Why We Need to Take Care of the Workers Behind Home Healthcare
by Michelle Chen, Nation Magazine

In the debate over modernizing the healthcare system, the realm of home-based healthcare services seems mired in the last century. Long dismissed as unskilled “senior sitters,” home care aides have only recently been officially included under minimum wage and overtime protections. Yet even as they’re just catching up to last century’s labor laws, home care is quickly adapting to 21st-century medical standards—creating the double challenge of shaping dignified careers out of a traditionally thankless job.

2015 Advanced Home Care Aide Apprenticeship Graduate Clara Aiken was chosen as the 2015 Apprenticeship Graduation speaker.

Since home-based healthcare services is one of the fastest growing sectors, home care jobs are being redefined largely by market trends.
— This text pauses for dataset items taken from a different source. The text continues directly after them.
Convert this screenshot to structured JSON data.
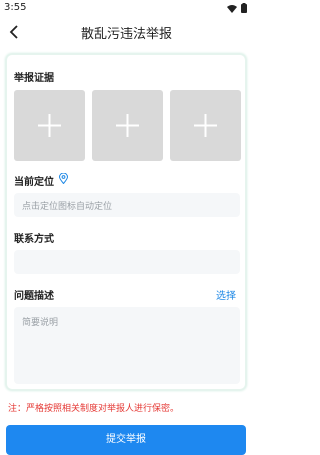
{
  "status_bar": {
    "time": "3:55"
  },
  "nav": {
    "title": "散乱污违法举报"
  },
  "form": {
    "evidence_label": "举报证据",
    "location_label": "当前定位",
    "location_placeholder": "点击定位图标自动定位",
    "contact_label": "联系方式",
    "contact_value": "",
    "description_label": "问题描述",
    "choose_label": "选择",
    "description_placeholder": "简要说明"
  },
  "notice": "注：严格按照相关制度对举报人进行保密。",
  "submit_label": "提交举报",
  "colors": {
    "accent": "#1e88f0",
    "warning": "#e53935",
    "placeholder": "#9aa0a6"
  },
  "icons": [
    "back-icon",
    "wifi-icon",
    "battery-icon",
    "plus-icon",
    "location-pin-icon"
  ]
}
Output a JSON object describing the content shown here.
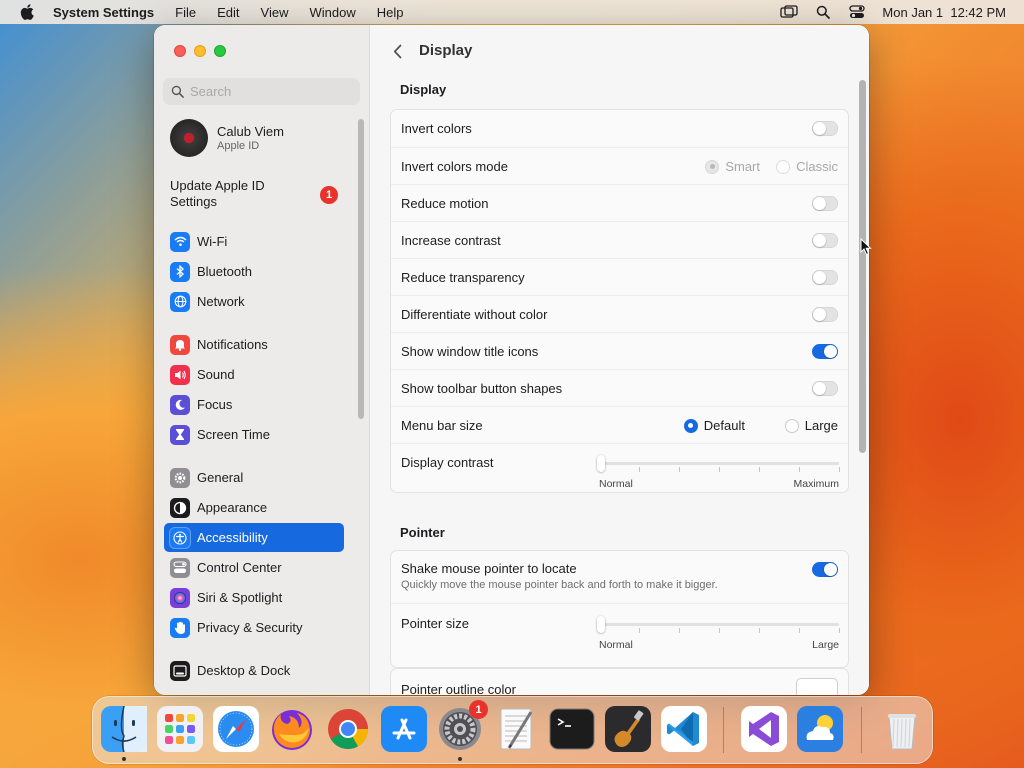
{
  "menubar": {
    "app_name": "System Settings",
    "menus": [
      "File",
      "Edit",
      "View",
      "Window",
      "Help"
    ],
    "clock": "Mon Jan 1  12:42 PM"
  },
  "sidebar": {
    "search_placeholder": "Search",
    "profile": {
      "name": "Calub Viem",
      "subtitle": "Apple ID"
    },
    "update": {
      "label": "Update Apple ID Settings",
      "badge": "1"
    },
    "items": [
      {
        "label": "Wi-Fi",
        "icon": "wifi-icon",
        "color": "#1a7cf5"
      },
      {
        "label": "Bluetooth",
        "icon": "bluetooth-icon",
        "color": "#1a7cf5"
      },
      {
        "label": "Network",
        "icon": "globe-icon",
        "color": "#1a7cf5"
      },
      {
        "label": "Notifications",
        "icon": "bell-icon",
        "color": "#f0483e"
      },
      {
        "label": "Sound",
        "icon": "speaker-icon",
        "color": "#f0304d"
      },
      {
        "label": "Focus",
        "icon": "moon-icon",
        "color": "#5b4fd6"
      },
      {
        "label": "Screen Time",
        "icon": "hourglass-icon",
        "color": "#5b4fd6"
      },
      {
        "label": "General",
        "icon": "gear-icon",
        "color": "#8e8e93"
      },
      {
        "label": "Appearance",
        "icon": "appearance-icon",
        "color": "#1c1c1e"
      },
      {
        "label": "Accessibility",
        "icon": "accessibility-icon",
        "color": "#1a7cf5",
        "selected": true
      },
      {
        "label": "Control Center",
        "icon": "control-center-icon",
        "color": "#8e8e93"
      },
      {
        "label": "Siri & Spotlight",
        "icon": "siri-icon",
        "color": "#7a3fd8"
      },
      {
        "label": "Privacy & Security",
        "icon": "hand-icon",
        "color": "#1a7cf5"
      },
      {
        "label": "Desktop & Dock",
        "icon": "dock-icon",
        "color": "#1c1c1e"
      }
    ]
  },
  "main": {
    "title": "Display",
    "display_section": {
      "title": "Display",
      "rows": [
        {
          "label": "Invert colors",
          "type": "toggle",
          "on": false
        },
        {
          "label": "Invert colors mode",
          "type": "radio",
          "options": [
            "Smart",
            "Classic"
          ],
          "selected": "Smart",
          "enabled": false
        },
        {
          "label": "Reduce motion",
          "type": "toggle",
          "on": false
        },
        {
          "label": "Increase contrast",
          "type": "toggle",
          "on": false
        },
        {
          "label": "Reduce transparency",
          "type": "toggle",
          "on": false
        },
        {
          "label": "Differentiate without color",
          "type": "toggle",
          "on": false
        },
        {
          "label": "Show window title icons",
          "type": "toggle",
          "on": true
        },
        {
          "label": "Show toolbar button shapes",
          "type": "toggle",
          "on": false
        },
        {
          "label": "Menu bar size",
          "type": "radio",
          "options": [
            "Default",
            "Large"
          ],
          "selected": "Default",
          "enabled": true
        },
        {
          "label": "Display contrast",
          "type": "slider",
          "min_label": "Normal",
          "max_label": "Maximum",
          "value": 0
        }
      ]
    },
    "pointer_section": {
      "title": "Pointer",
      "shake": {
        "label": "Shake mouse pointer to locate",
        "description": "Quickly move the mouse pointer back and forth to make it bigger.",
        "on": true
      },
      "pointer_size": {
        "label": "Pointer size",
        "min_label": "Normal",
        "max_label": "Large",
        "value": 0
      },
      "outline": {
        "label": "Pointer outline color"
      }
    }
  },
  "dock": {
    "apps": [
      {
        "name": "Finder",
        "icon": "finder-icon",
        "running": true
      },
      {
        "name": "Launchpad",
        "icon": "launchpad-icon"
      },
      {
        "name": "Safari",
        "icon": "safari-icon"
      },
      {
        "name": "Firefox",
        "icon": "firefox-icon"
      },
      {
        "name": "Chrome",
        "icon": "chrome-icon"
      },
      {
        "name": "App Store",
        "icon": "app-store-icon"
      },
      {
        "name": "System Settings",
        "icon": "system-settings-icon",
        "badge": "1",
        "running": true
      },
      {
        "name": "TextEdit",
        "icon": "textedit-icon"
      },
      {
        "name": "Terminal",
        "icon": "terminal-icon"
      },
      {
        "name": "GarageBand",
        "icon": "garageband-icon"
      },
      {
        "name": "VS Code",
        "icon": "vscode-icon"
      },
      {
        "name": "Visual Studio",
        "icon": "visual-studio-icon"
      },
      {
        "name": "Weather",
        "icon": "weather-icon"
      },
      {
        "name": "Trash",
        "icon": "trash-icon"
      }
    ]
  }
}
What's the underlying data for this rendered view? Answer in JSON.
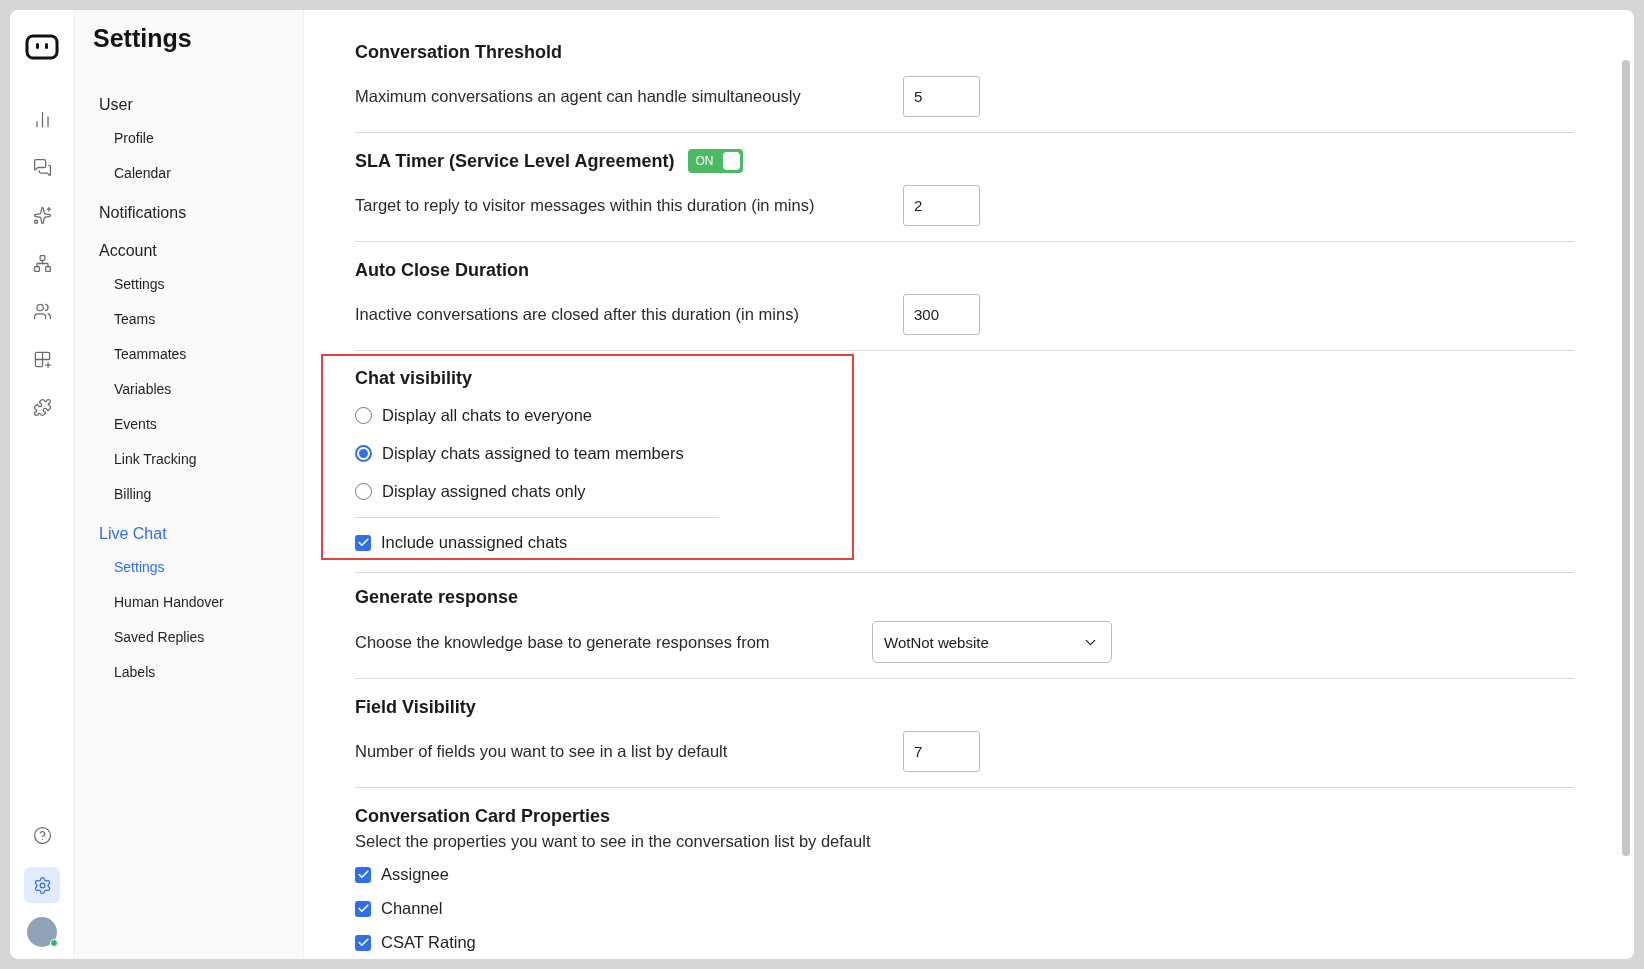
{
  "app": {
    "title": "Settings"
  },
  "rail": {
    "top": [
      {
        "kind": "chart",
        "selected": false
      },
      {
        "kind": "chat",
        "selected": false
      },
      {
        "kind": "sparkle",
        "selected": false
      },
      {
        "kind": "hierarchy",
        "selected": false
      },
      {
        "kind": "users",
        "selected": false
      },
      {
        "kind": "apps",
        "selected": false
      },
      {
        "kind": "puzzle",
        "selected": false
      }
    ],
    "bottom": [
      {
        "kind": "help",
        "selected": false
      },
      {
        "kind": "settings",
        "selected": true
      },
      {
        "kind": "avatar",
        "selected": false,
        "online": true
      }
    ]
  },
  "sidebar": {
    "groups": [
      {
        "label": "User",
        "selected": false,
        "children": [
          {
            "label": "Profile",
            "selected": false
          },
          {
            "label": "Calendar",
            "selected": false
          }
        ]
      },
      {
        "label": "Notifications",
        "selected": false
      },
      {
        "label": "Account",
        "selected": false,
        "children": [
          {
            "label": "Settings",
            "selected": false
          },
          {
            "label": "Teams",
            "selected": false
          },
          {
            "label": "Teammates",
            "selected": false
          },
          {
            "label": "Variables",
            "selected": false
          },
          {
            "label": "Events",
            "selected": false
          },
          {
            "label": "Link Tracking",
            "selected": false
          },
          {
            "label": "Billing",
            "selected": false
          }
        ]
      },
      {
        "label": "Live Chat",
        "selected": true,
        "children": [
          {
            "label": "Settings",
            "selected": true
          },
          {
            "label": "Human Handover",
            "selected": false
          },
          {
            "label": "Saved Replies",
            "selected": false
          },
          {
            "label": "Labels",
            "selected": false
          }
        ]
      }
    ]
  },
  "sections": [
    {
      "kind": "number",
      "title": "Conversation Threshold",
      "description": "Maximum conversations an agent can handle simultaneously",
      "value": "5",
      "highlighted": false
    },
    {
      "kind": "number",
      "title": "SLA Timer (Service Level Agreement)",
      "toggle": {
        "label": "ON",
        "on": true
      },
      "description": "Target to reply to visitor messages within this duration (in mins)",
      "value": "2",
      "highlighted": false
    },
    {
      "kind": "number",
      "title": "Auto Close Duration",
      "description": "Inactive conversations are closed after this duration (in mins)",
      "value": "300",
      "highlighted": false
    },
    {
      "kind": "radio",
      "title": "Chat visibility",
      "highlighted": true,
      "options": [
        {
          "label": "Display all chats to everyone",
          "selected": false
        },
        {
          "label": "Display chats assigned to team members",
          "selected": true
        },
        {
          "label": "Display assigned chats only",
          "selected": false
        }
      ],
      "checkbox": {
        "label": "Include unassigned chats",
        "checked": true
      }
    },
    {
      "kind": "select",
      "title": "Generate response",
      "description": "Choose the knowledge base to generate responses from",
      "value": "WotNot website",
      "highlighted": false
    },
    {
      "kind": "number",
      "title": "Field Visibility",
      "description": "Number of fields you want to see in a list by default",
      "value": "7",
      "highlighted": false
    },
    {
      "kind": "checklist",
      "title": "Conversation Card Properties",
      "description": "Select the properties you want to see in the conversation list by default",
      "highlighted": false,
      "items": [
        {
          "label": "Assignee",
          "checked": true
        },
        {
          "label": "Channel",
          "checked": true
        },
        {
          "label": "CSAT Rating",
          "checked": true
        }
      ]
    }
  ]
}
But a program developed through the SEIU home care union in Washington sees the sector’s expansion as a platform to systematically transform one of the lowest-paid jobs into a career of the future.

The SEIU Healthcare Northwest Training Partnership’s apprenticeship program, an initiative administered through a non-profit founded by the union in partnership with employers and the state, takes a two-pronged approach: first, equipping aides to “keep people healthy and out of emergency rooms and hospital beds” by delivering preventive senior and disability care; second, to help union members “reap a fair share of the financial benefits that accrue to the system,” primarily by avoiding more expensive emergency and hospital care. The broader goal is boosting job quality for the workforce, comprised of mostly working-poor women, by reducing extremely high turnover rates (currently exceeding 60 percent annually) and building equitable career pathways for future workers.